For years, produce breeders have been selecting tomatoes based on their ease of commercial cultivation and shipping. So we got fruit that would ripen all at the same time for machine harvesting and could endure the rigors of transportation. Then tomato lovers rediscovered heirloom tomatoes.
These wonderful varieties were kept alive by families passing the seeds down from generation to generation. They are the antithesis of the hybrid tomato of the '70s and '80s, ripening over a long time and grown purely for taste. These tomatoes wouldn't last a day on a truck headed for Pittsburgh because they don't have to.
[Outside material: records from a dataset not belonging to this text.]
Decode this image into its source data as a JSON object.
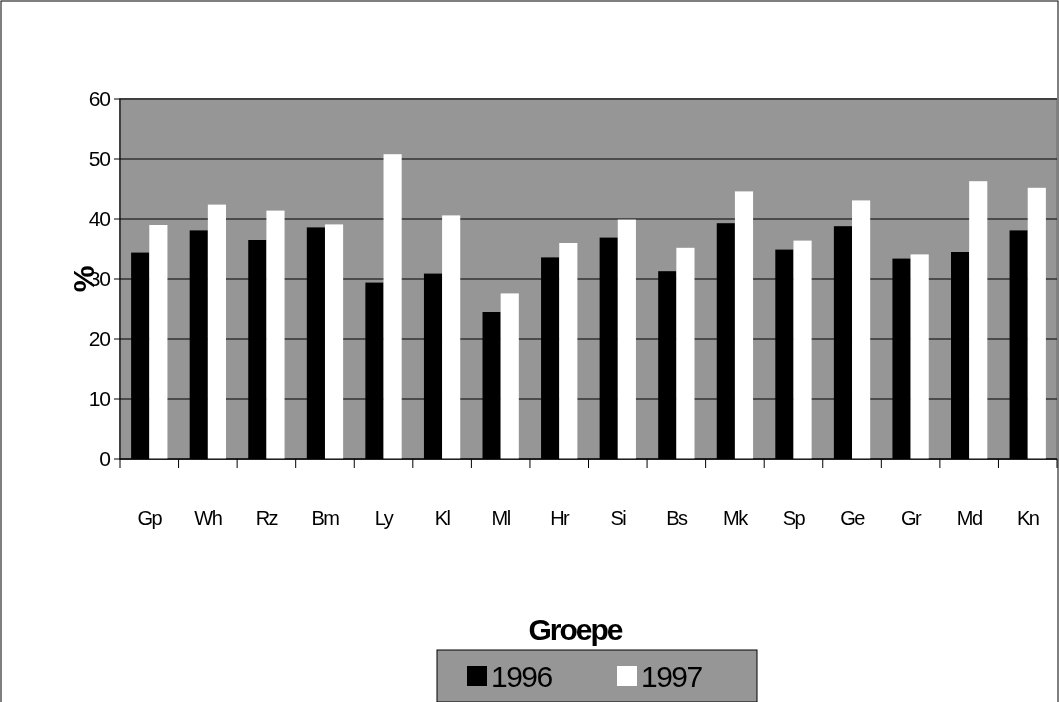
{
  "chart_data": {
    "type": "bar",
    "xlabel": "Groepe",
    "ylabel": "%",
    "categories": [
      "Gp",
      "Wh",
      "Rz",
      "Bm",
      "Ly",
      "Kl",
      "Ml",
      "Hr",
      "Si",
      "Bs",
      "Mk",
      "Sp",
      "Ge",
      "Gr",
      "Md",
      "Kn"
    ],
    "series": [
      {
        "name": "1996",
        "color": "#000000",
        "values": [
          34.4,
          38.1,
          36.5,
          38.6,
          29.4,
          30.9,
          24.5,
          33.6,
          36.9,
          31.3,
          39.3,
          34.9,
          38.8,
          33.4,
          34.5,
          38.1
        ]
      },
      {
        "name": "1997",
        "color": "#ffffff",
        "values": [
          39.0,
          42.4,
          41.4,
          39.1,
          50.8,
          40.6,
          27.6,
          36.0,
          39.9,
          35.2,
          44.6,
          36.4,
          43.1,
          34.1,
          46.3,
          45.2
        ]
      }
    ],
    "ylim": [
      0,
      60
    ],
    "yticks": [
      0,
      10,
      20,
      30,
      40,
      50,
      60
    ],
    "grid": "y",
    "legend": "bottom"
  }
}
In South Philadelphia, Procacci Brothers Sales Corp. ships produce all over the country. Joseph Procacci, one of the owners, remembers staring down at a big, thin-skinned tomato as he and some others tried to think of how to market this great-tasting tomato. "Why don't we just call it an Uglyripe?" Procacci said. "Then they'll know it's supposed to be ugly."
Chris Cunnane, director of sales for tomatoes at Procacci, has been part of what might be a paradigm shift in the industry. The company, which first brought us the grape tomato Santasweet, knows taste is what counts. "In produce in general, the trend was towards product that would look good and last long. That evolved into tomatoes that don't taste good," he said.
The Uglyripe was developed from a Marmande, an heirloom beefsteak well known in the southern regions of France and other parts of Europe. Its breeders were trying for a perfect balance between sugar and acid. Once they had a great-tasting tomato, the next trick was getting it to stores intact.
"Because of the handling characteristics of the tomato, we needed to train the receivers. You need to educate them on the proper handling," said Cunnane. "They are soft."
The tomatoes are shipped in special containers and are "hand-handled gently from the field to the retail store," the company says.
The rise of the Uglyripe is a change for the better in the wonderful world of tomatoes. As more people discover them, hopefully they will turn their backs on the rest, causing them to fade away.
Maybe one day we'll be telling stories about the bad old days and the bland-tasting impostors we endured for decades. And this wonderful ugly tomato will make thick-skinned tasteless tomatoes just an awful memory.